Rubiyem, warga RT 48 menambahkan, sumurnya hanya berjarak sekitar 50 meter dari sungai yang tercemar lindi. Dampak terparah, saat musim penghujan, sumur berubah keruh dan berbau. Harus berpikir dua kali untuk minum, masak, dan mencuci dari sumur.

“Kami harus membeli air galon. Pernah sumur dikuras anak saya sebanyak dua kali, tapi masih bau sampai bingung apa penyebabnya,” kata Rubiyem.

Kepala UPT Persampahan, Air Limbah, dan Pertamanan, DPUPKP Kulonprogo, Toni mengklaim, secara umum lindi dari tumpukan sampah di TPAS sebetulnya sudah tertangani melalui area instalasi pengolahan limbah yang berfungsi. Namun pihaknya tidak membantah jika hasil akhirnya belum 100 persen bagus.

Menurut Toni, jaringan pipa pembuangan yang bocor sudah dibenahi. Namun, berhasil atau tidak, belum dipantau kembali.

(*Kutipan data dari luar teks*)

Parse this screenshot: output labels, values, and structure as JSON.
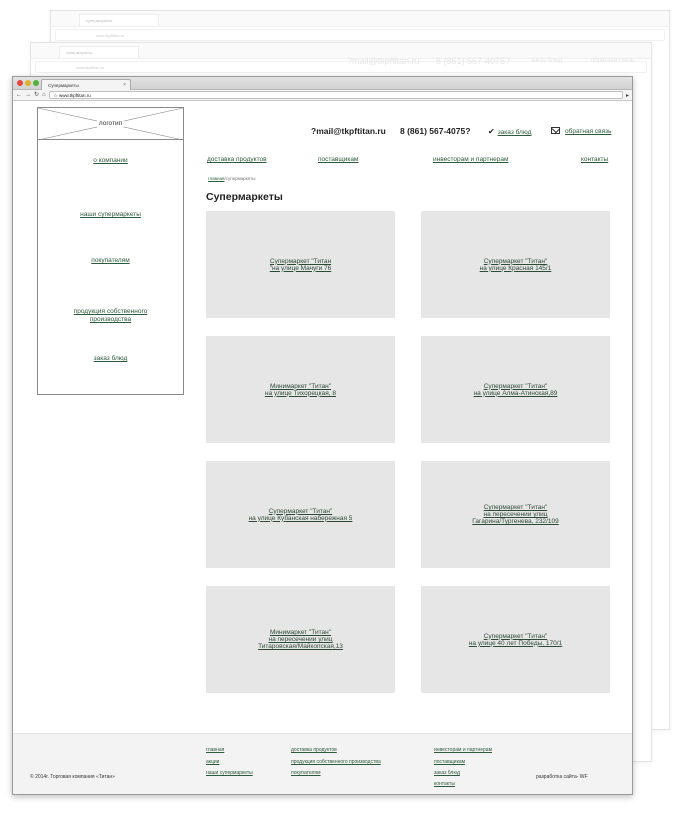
{
  "ghosts": {
    "back_tab": "супермаркеты",
    "back_address": "www.tkpftitan.ru",
    "mid_tab": "супермаркеты",
    "mid_address": "www.tkpftitan.ru",
    "mid_mail": "?mail@tkpftitan.ru",
    "mid_phone": "8 (861) 567-4075?",
    "mid_order": "заказ блюд",
    "mid_feedback": "обратная связь"
  },
  "browser": {
    "tab_title": "Супермаркеты",
    "address": "www.tkpftitan.ru",
    "traffic_colors": [
      "#e2463f",
      "#e0b12c",
      "#4fb23b"
    ]
  },
  "sidebar": {
    "logo": "логотип",
    "items": [
      {
        "label": "о компании"
      },
      {
        "label": "наши супермаркеты"
      },
      {
        "label": "покупателям"
      },
      {
        "label": "продукция собственного\nпроизводства"
      },
      {
        "label": "заказ блюд"
      }
    ]
  },
  "header": {
    "mail": "?mail@tkpftitan.ru",
    "phone": "8 (861) 567-4075?",
    "order": "заказ блюд",
    "feedback": "обратная связь"
  },
  "nav": {
    "items": [
      {
        "label": "доставка продуктов"
      },
      {
        "label": "поставщикам"
      },
      {
        "label": "инвесторам и партнерам"
      },
      {
        "label": "контакты"
      }
    ]
  },
  "breadcrumb": {
    "home": "главная",
    "sep": "/",
    "current": "супермаркеты"
  },
  "page_title": "Супермаркеты",
  "stores": [
    {
      "label": "Супермаркет \"Титан\n\"на улице Мачуги 76"
    },
    {
      "label": "Супермаркет \"Титан\"\nна улице Красная 145/1"
    },
    {
      "label": "Минимаркет \"Титан\"\nна улице Тихорецкая, 8"
    },
    {
      "label": "Супермаркет \"Титан\"\nна улице Алма-Атинская,89"
    },
    {
      "label": "Супермаркет \"Титан\"\nна улице Кубанская набережная 5"
    },
    {
      "label": "Супермаркет \"Титан\"\nна пересечении улиц\nГагарина/Тургенева, 232/109"
    },
    {
      "label": "Минимаркет \"Титан\"\nна пересечении улиц\nТитаровская/Майкопская,13"
    },
    {
      "label": "Супермаркет \"Титан\"\nна улице 40 лет Победы, 170/1"
    }
  ],
  "footer": {
    "col1": [
      "главная",
      "акции",
      "наши супермаркеты"
    ],
    "col2": [
      "доставка продуктов",
      "продукция собственного производства",
      "покупателям"
    ],
    "col3": [
      "инвесторам и партнерам",
      "поставщикам",
      "заказ блюд",
      "контакты"
    ],
    "copyright": "© 2014г. Торговая компания «Титан»",
    "developer": "разработка сайта- WF"
  }
}
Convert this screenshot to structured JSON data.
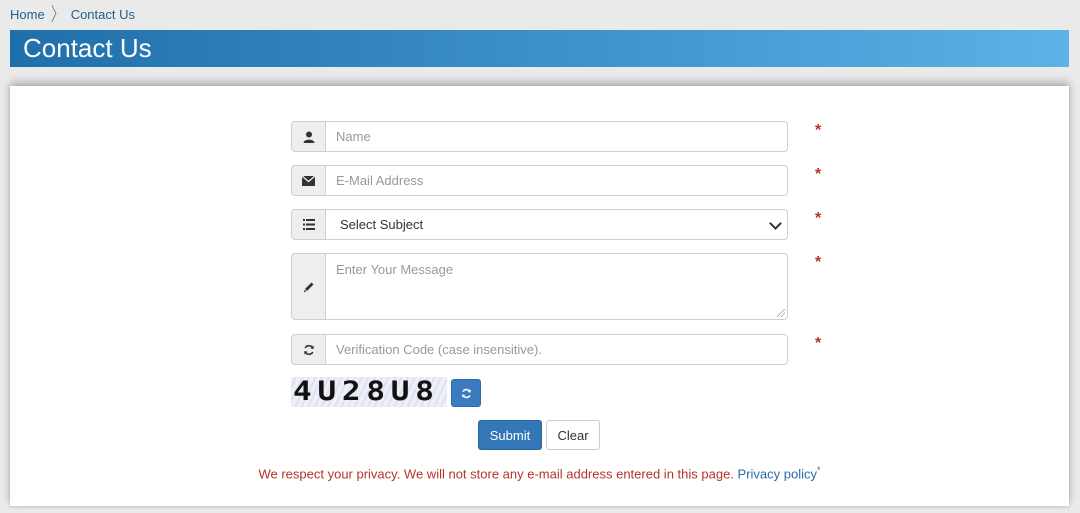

Pastinya, anggaran perbaikan sudah dimaksimalkan, termasuk penambahan alat pengolahan lindi.

“Sebetulnya lindi itu bagus sebagai pupuk cair bagi tanaman. Intinya, kami sudah berusaha merespons aspirasi warga,” ujar Toni.

Wakil Ketua DPRD Kulonprogo, Ponimin Budi Hartono beserta Komisi III DPRD Kulonprogo telah melihat langsung kondisi TPAS. Mereka datang setelah mendapat keluhan warga.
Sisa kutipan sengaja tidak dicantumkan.